La crise gouvernementale se poursuit et ce n’est pas sans impact sur le camembert de Normandie. Depuis un an, les promoteurs du plus célèbre fromage français attendent la ratification de la demande d’inscription au patrimoine culturel immatériel de l’Unesco du claquos. Du vrai calandos, au lait cru et à l’appellation contrôlée, attention ! Pas de celui qui inonde les supermarchés en usurpant son nom. En 2024, la Confrérie des chevaliers du camembert, sise à Vimoutiers, dans l’Orne, a déposé une demande d’inscription de ce fromage au sein de la liste très prisée des savoirs et pratiques artisanales reconnus par l’institution onusienne. Mais la demande reste coincée sur le bureau du ministre de la Culture. « Tant qu’il n’y a pas de ministre, elle ne peut pas être signée », plaisante Dominique Vignot, présidente et grand maître de la confrérie.
Ce document, inventaire patrimonial des savoir-faire conçu sur le terrain pendant plus de quatre ans par des « spécialistes de la sociologie ou de l’ethnographie », doit faire « reconnaître le véritable camembert de Normandie », explique la passionnée. Caractérisé par sa pâte molle légèrement salée et sa croûte fleurie, le camembert est produit dans le « pays des Hommes du Nord » depuis la fin du XVIIIe siècle d’après la légende. Labellisé AOC « camembert de Normandie » en France et AOP dans l’ensemble des pays de l’Union européenne depuis 1982, il est actuellement fabriqué par 461 producteurs dans treize ateliers normands, selon le ministère de l’Agriculture.
« Ce n’est pas n’importe quel produit ! On parle du camembert, s’emballe Dominique Vignot. C’est un emblème de la France, pas facile à faire, donc il nous paraît logique de faire cette demande auprès de l’Unesco. » Si la démarche aboutit, le fromage, dont les Français ont consommé 6 000 tonnes au lait cru en 2020, deviendrait le premier produit du genre à intégrer la liste du patrimoine culturel immatériel de l’Unesco. Il rejoindrait d’autres denrées mondialement connues comme la pizza napolitaine, le couscous maghrébin ou encore le kimchi coréen. « Ce serait tout à fait logique, le camembert est l’un des savoir-faire français les plus connus dans le monde », plaide la présidente de la Confrérie qui compte plus de 1000 adhérents.
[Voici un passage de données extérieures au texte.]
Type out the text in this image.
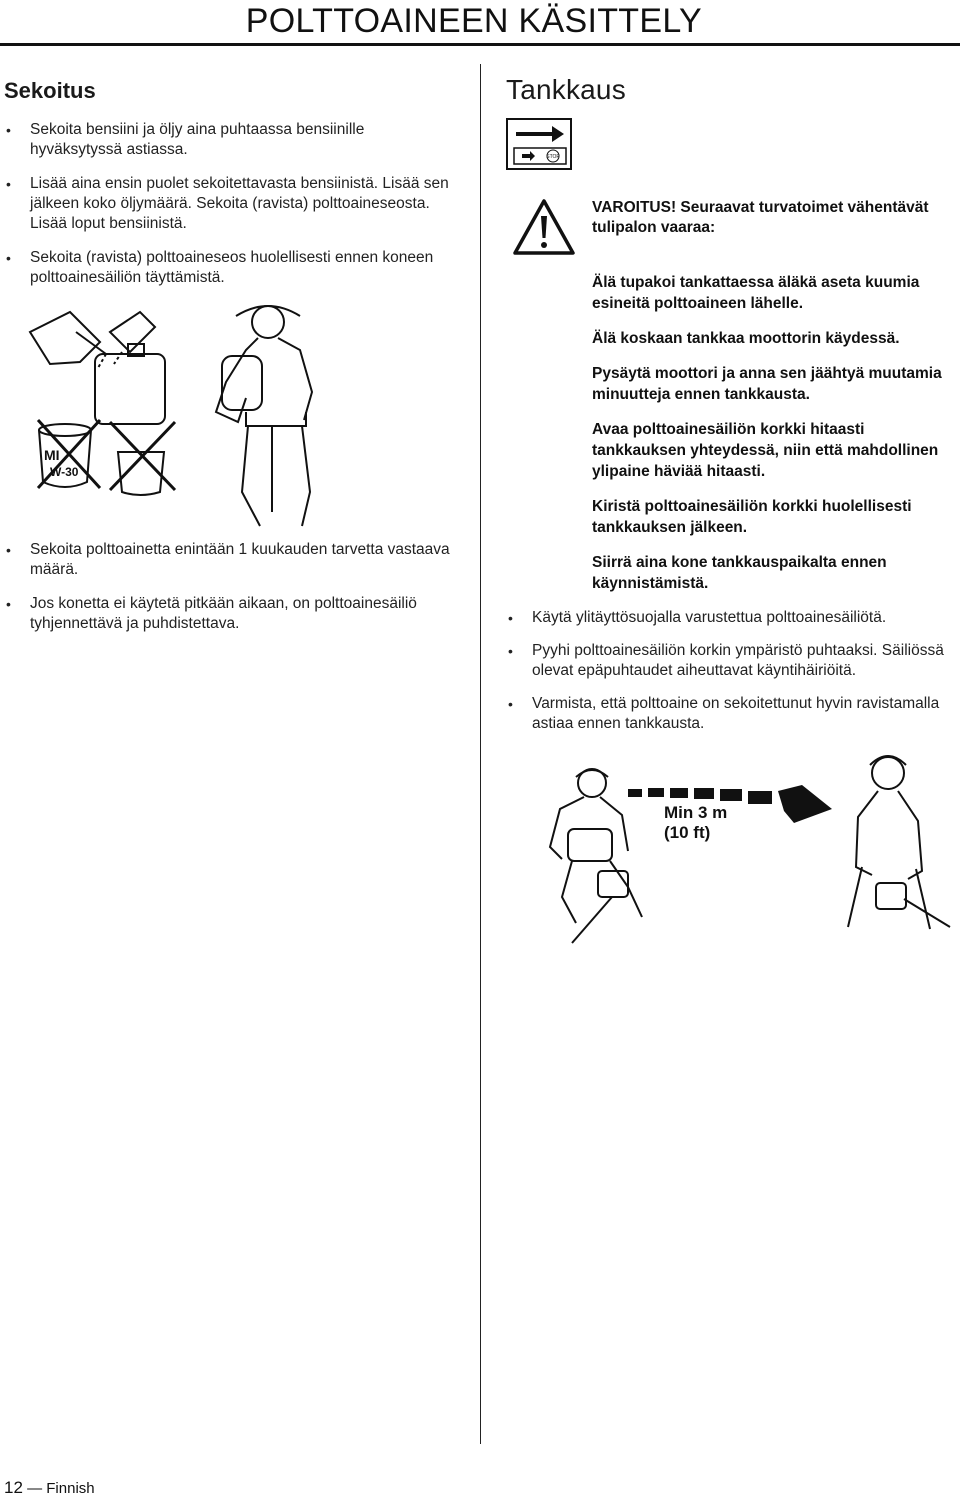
POLTTOAINEEN KÄSITTELY
Sekoitus
• Sekoita bensiini ja öljy aina puhtaassa bensiinille hyväksytyssä astiassa.
• Lisää aina ensin puolet sekoitettavasta bensiinistä. Lisää sen jälkeen koko öljymäärä. Sekoita (ravista) polttoaineseosta. Lisää loput bensiinistä.
• Sekoita (ravista) polttoaineseos huolellisesti ennen koneen polttoainesäiliön täyttämistä.
MI
W-30
• Sekoita polttoainetta enintään 1 kuukauden tarvetta vastaava määrä.
• Jos konetta ei käytetä pitkään aikaan, on polttoainesäiliö tyhjennettävä ja puhdistettava.
Tankkaus
STOP
VAROITUS! Seuraavat turvatoimet vähentävät tulipalon vaaraa:

Älä tupakoi tankattaessa äläkä aseta kuumia esineitä polttoaineen lähelle.

Älä koskaan tankkaa moottorin käydessä.

Pysäytä moottori ja anna sen jäähtyä muutamia minuutteja ennen tankkausta.

Avaa polttoainesäiliön korkki hitaasti tankkauksen yhteydessä, niin että mahdollinen ylipaine häviää hitaasti.

Kiristä polttoainesäiliön korkki huolellisesti tankkauksen jälkeen.

Siirrä aina kone tankkauspaikalta ennen käynnistämistä.

• Käytä ylitäyttösuojalla varustettua polttoainesäiliötä.
• Pyyhi polttoainesäiliön korkin ympäristö puhtaaksi. Säiliössä olevat epäpuhtaudet aiheuttavat käyntihäiriöitä.
• Varmista, että polttoaine on sekoitettunut hyvin ravistamalla astiaa ennen tankkausta.
Min 3 m
(10 ft)
12 — Finnish
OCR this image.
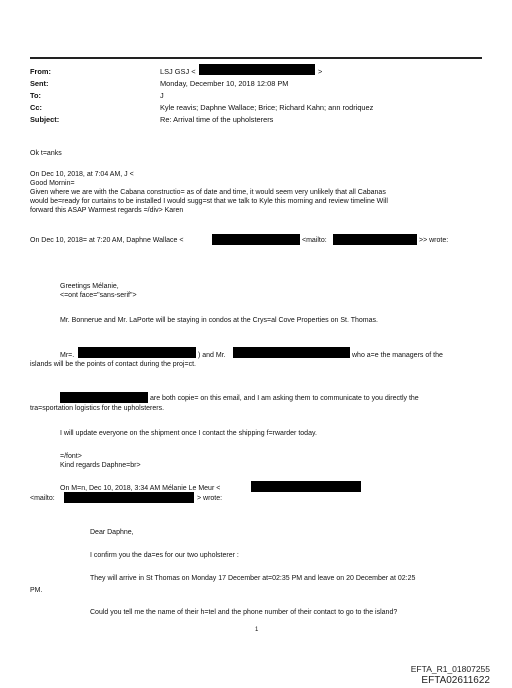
From:	LSJ GSJ <	>
Sent:	Monday, December 10, 2018 12:08 PM
To:	J
Cc:	Kyle reavis; Daphne Wallace; Brice; Richard Kahn; ann rodriquez
Subject:	Re: Arrival time of the upholsterers
Ok t=anks
On Dec 10, 2018, at 7:04 AM, J <
Good Mornin=
Given where we are with the Cabana constructio= as of date and time, it would seem very unlikely that all Cabanas
would be=ready for curtains to be installed I would sugg=st that we talk to Kyle this morning and review timeline Will
forward this ASAP Warmest regards =/div> Karen
On Dec 10, 2018= at 7:20 AM, Daphne Wallace <	<mailto:	>> wrote:
Greetings Mélanie,
<=ont face="sans-serif">
Mr. Bonnerue and Mr. LaPorte will be staying in condos at the Crys=al Cove Properties on St. Thomas.
Mr=.	) and Mr.	who a=e the managers of the
islands will be the points of contact during the proj=ct.
are both copie= on this email, and I am asking them to communicate to you directly the
tra=sportation logistics for the upholsterers.
I will update everyone on the shipment once I contact the shipping f=rwarder today.
=/font>
Kind regards Daphne=br>
On M=n, Dec 10, 2018, 3:34 AM Mélanie Le Meur <
<mailto:	> wrote:
Dear Daphne,
I confirm you the da=es for our two upholsterer :
They will arrive in St Thomas on Monday 17 December at=02:35 PM and leave on 20 December at 02:25
PM.
Could you tell me the name of their h=tel and the phone number of their contact to go to the island?
1
EFTA_R1_01807255
EFTA02611622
Inscription purement symbolique
Elle juge toutefois primordial que son nom soit « ramené à ses racines normandes ». « Le mot “camembert” n’est pas protégé, ce qui veut dire que n’importe quel fromage dans le monde peut s’approprier son appellation, alerte Dominique Vignot. Pourtant, ces produits ne sont pas fabriqués avec notre savoir-faire historique et spécifique. » C’est ainsi que des États-Unis au Japon, les étals se couvrent de « camemberts » produits localement ou exportés par la France sans qu’ils répondent aux normes de l’AOC. Au grand dam des vrais amateurs. Une potentielle inscription dans les catalogues de l’Unesco ne viendrait pas changer grand-chose d’un point de vue juridique. Selon le site de l’institution onusienne, fondée en 1945, le Patrimoine culturel immatériel - dit PCI - n’accorde aucun droit exclusif, ni aucune protection comparable à une marque ou un brevet. Elle « préserve, transmet et promeut les pratiques culturelles » et n’a pas pour but de les « exploiter commercialement ».
La visée serait donc symbolique. « Notre volonté est purement institutionnelle et patrimoniale, assure Dominique Vignot. C’est pourquoi ce ne sont pas les producteurs qui portent cette revendication, mais bien la Confrérie. Si cette reconnaissance fait augmenter les ventes, tant mieux, mais ce n’est pas ce que nous recherchons en tant qu’association. » Avec cette distinction, le camembert de Normandie pourrait faire valoir son « histoire extrêmement riche, sa culture, son côté produit du terroir », espère-t-elle. À savoir que tout ce qui tourne autour de ce fromage d’exception française tend à être inscrit à la liste de l’Unesco, du goût, à la boîte, en passant par l’étiquetage et la confection. Selon Mme Vignot, la « décision finale ne devrait pas tarder ». Mais pour cela, il faudra attendre un retour à l’ordre dans la politique française, ce qui n’est pas gagné.